Take the way I sit with one foot raised to the chair. I remember Mama scolding me often because she thought this was very unladylike and inappropriate. So that now, when I see Zia resting her little foot on top of a chair, I can only smile. 

She also makes believe she can read. I remember that was how I started to love books. That is why as often as I can, I try to feed on this love of ‘reading’ with more books. You should see her inside the bookstore!

There was one time we were at the bookstore and she had already chosen her Cinderella book while I was still browsing for a good buy. Little did I know that she had gone to the cashier, saying, “Buy ako book,” while raising her choice.

The cashier gamely said, “OK. That’s one hundred twenty pesos.” 

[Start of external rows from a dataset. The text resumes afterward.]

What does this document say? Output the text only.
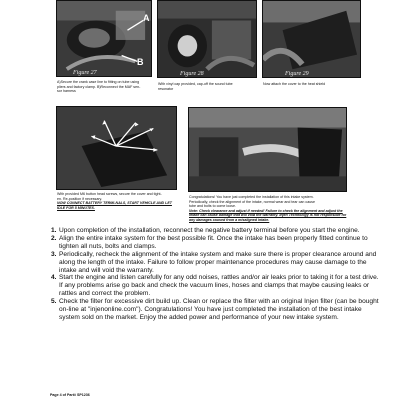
A
B
Figure 27

A)Secure the crank case line to fitting on tube using

pliers and factory clamp. B)Reconnect the MAF sen-

sor harness

Figure 28

With vinyl cap provided, cap-off the sound tube

resonator

Figure 29

Now attach the cover to the heat shield

With provided M6 button head screws, secure the cover and tight-

en. Re-position if necessary.

NOW CONNECT BATTERY TERMI-NALS, START VEHICLE AND LET IDLE FOR 5 MINUTES.

Congratulations! You have just completed the installation of this intake system.

Periodically, check the alignment of the intake, normal wear and tear can cause

tube and bolts to come loose.

Note: Check clearance and adjust if needed! Failure to check the alignment and adjust the intake can cause damage that will void the warranty. Injen Technology is not responsible for any damages caused from a misaligned intake.

1. Upon completion of the installation, reconnect the negative battery terminal before you start the engine.
2. Align the entire intake system for the best possible fit. Once the intake has been properly fitted continue to tighten all nuts, bolts and clamps.
3. Periodically, recheck the alignment of the intake system and make sure there is proper clearance around and along the length of the intake. Failure to follow proper maintenance procedures may cause damage to the intake and will void the warranty.
4. Start the engine and listen carefully for any odd noises, rattles and/or air leaks prior to taking it for a test drive. If any problems arise go back and check the vacuum lines, hoses and clamps that maybe causing leaks or rattles and correct the problem.
5. Check the filter for excessive dirt build up. Clean or replace the filter with an original Injen filter (can be bought on-line at "injenonline.com"). Congratulations! You have just completed the installation of the best intake system sold on the market. Enjoy the added power and performance of your new intake system.
Page 4 of Part# SP1236
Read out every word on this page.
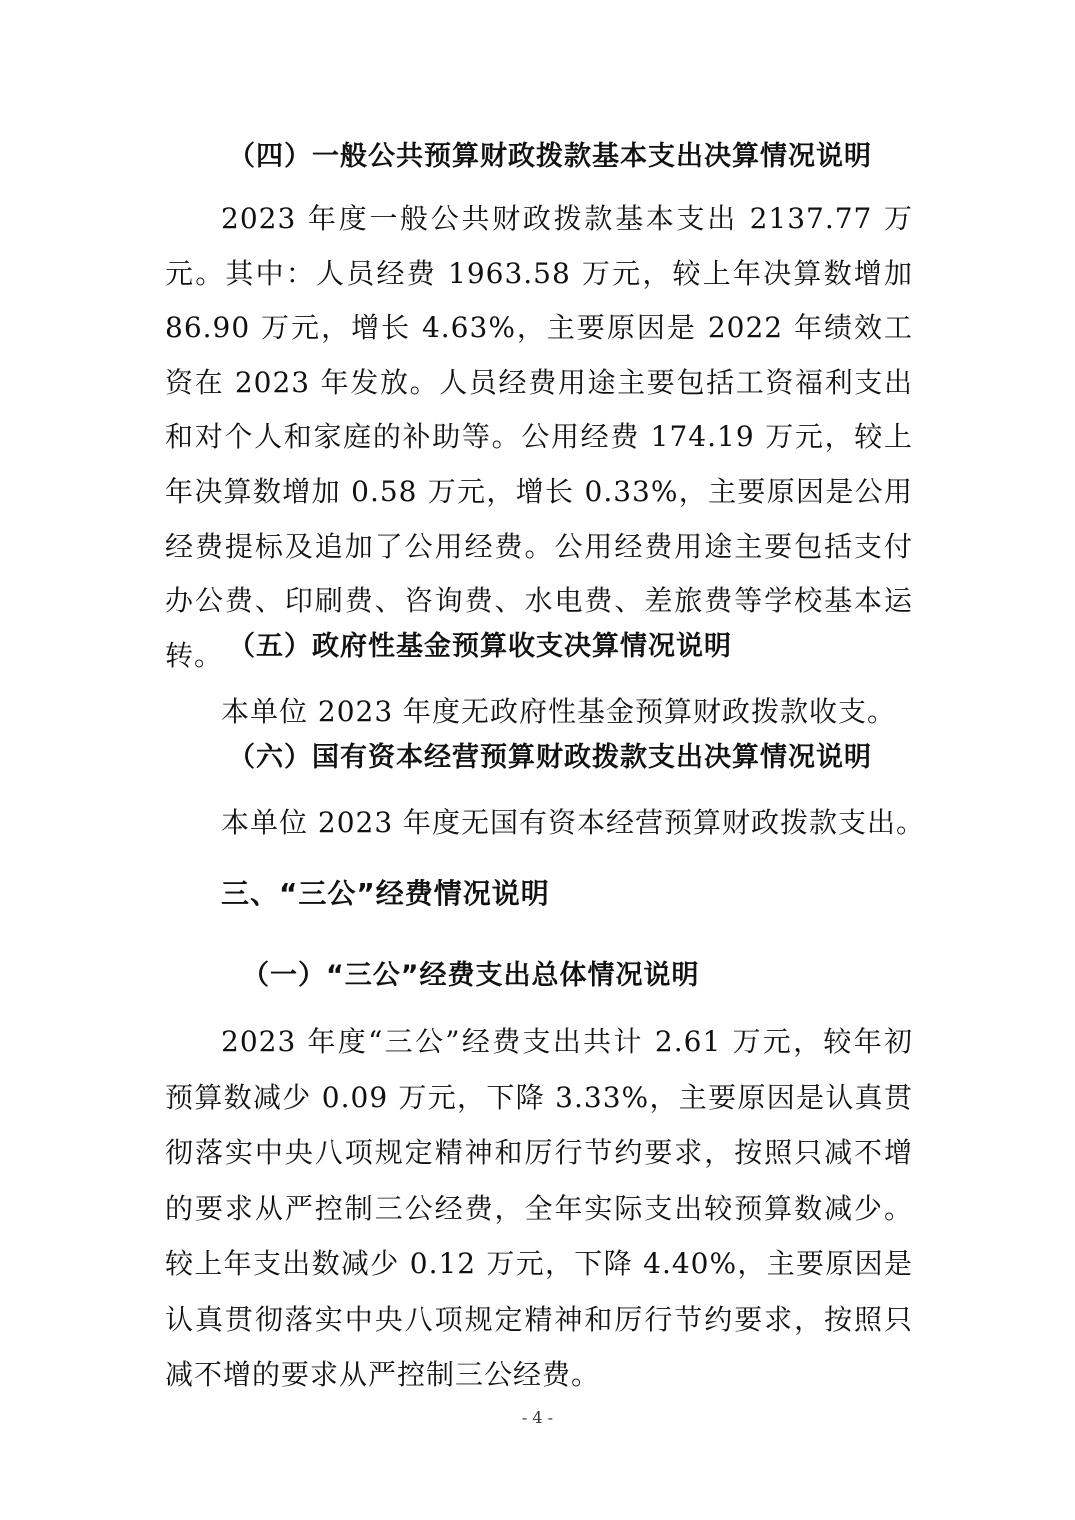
（四）一般公共预算财政拨款基本支出决算情况说明
2023 年度一般公共财政拨款基本支出 2137.77 万元。其中：人员经费 1963.58 万元，较上年决算数增加 86.90 万元，增长 4.63%，主要原因是 2022 年绩效工资在 2023 年发放。人员经费用途主要包括工资福利支出和对个人和家庭的补助等。公用经费 174.19 万元，较上年决算数增加 0.58 万元，增长 0.33%，主要原因是公用经费提标及追加了公用经费。公用经费用途主要包括支付办公费、印刷费、咨询费、水电费、差旅费等学校基本运转。 （五）政府性基金预算收支决算情况说明
本单位 2023 年度无政府性基金预算财政拨款收支。
（六）国有资本经营预算财政拨款支出决算情况说明
本单位 2023 年度无国有资本经营预算财政拨款支出。
三、“三公”经费情况说明
（一）“三公”经费支出总体情况说明
2023 年度“三公”经费支出共计 2.61 万元，较年初预算数减少 0.09 万元，下降 3.33%，主要原因是认真贯彻落实中央八项规定精神和厉行节约要求，按照只减不增的要求从严控制三公经费，全年实际支出较预算数减少。较上年支出数减少 0.12 万元，下降 4.40%，主要原因是认真贯彻落实中央八项规定精神和厉行节约要求，按照只减不增的要求从严控制三公经费。
- 4 -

Zia replied, “Thank you,” then clipped the book under her armpit as she prepared to leave.

She thought she can just choose and leave! So Gia and I taught her that she has to pay. So we handed her crisp bills and she was all smiles as the cashier put her little book in a brown paper bag and handed it to her.

As a child, I doted on my maternal grandmother, Lola Tering, so much that I somehow thought I was closer to her than my own mother. I loved to tag along as she went to Church, visit her departed loved ones in the cemetery and visit her sisters who lived in Cabadbaran.

I looked forward to weekends in Cabadbaran not only because of puto and sikwate, but most of all, because of Lola Tering. It was doubly fun during summers though when my cousins from Bohol who were more or less my age also came to visit our grandparents.

Now, fast-forward to NOW. I am a grandmother myself and I have a very smart and pretty little lass who calls me Mamita, talks to me on the phone only to tell me, “Mamita, play ako,” then hangs up.

I don’t know how to describe the love that I feel for Zia because with my own children, my heart already brims with joy.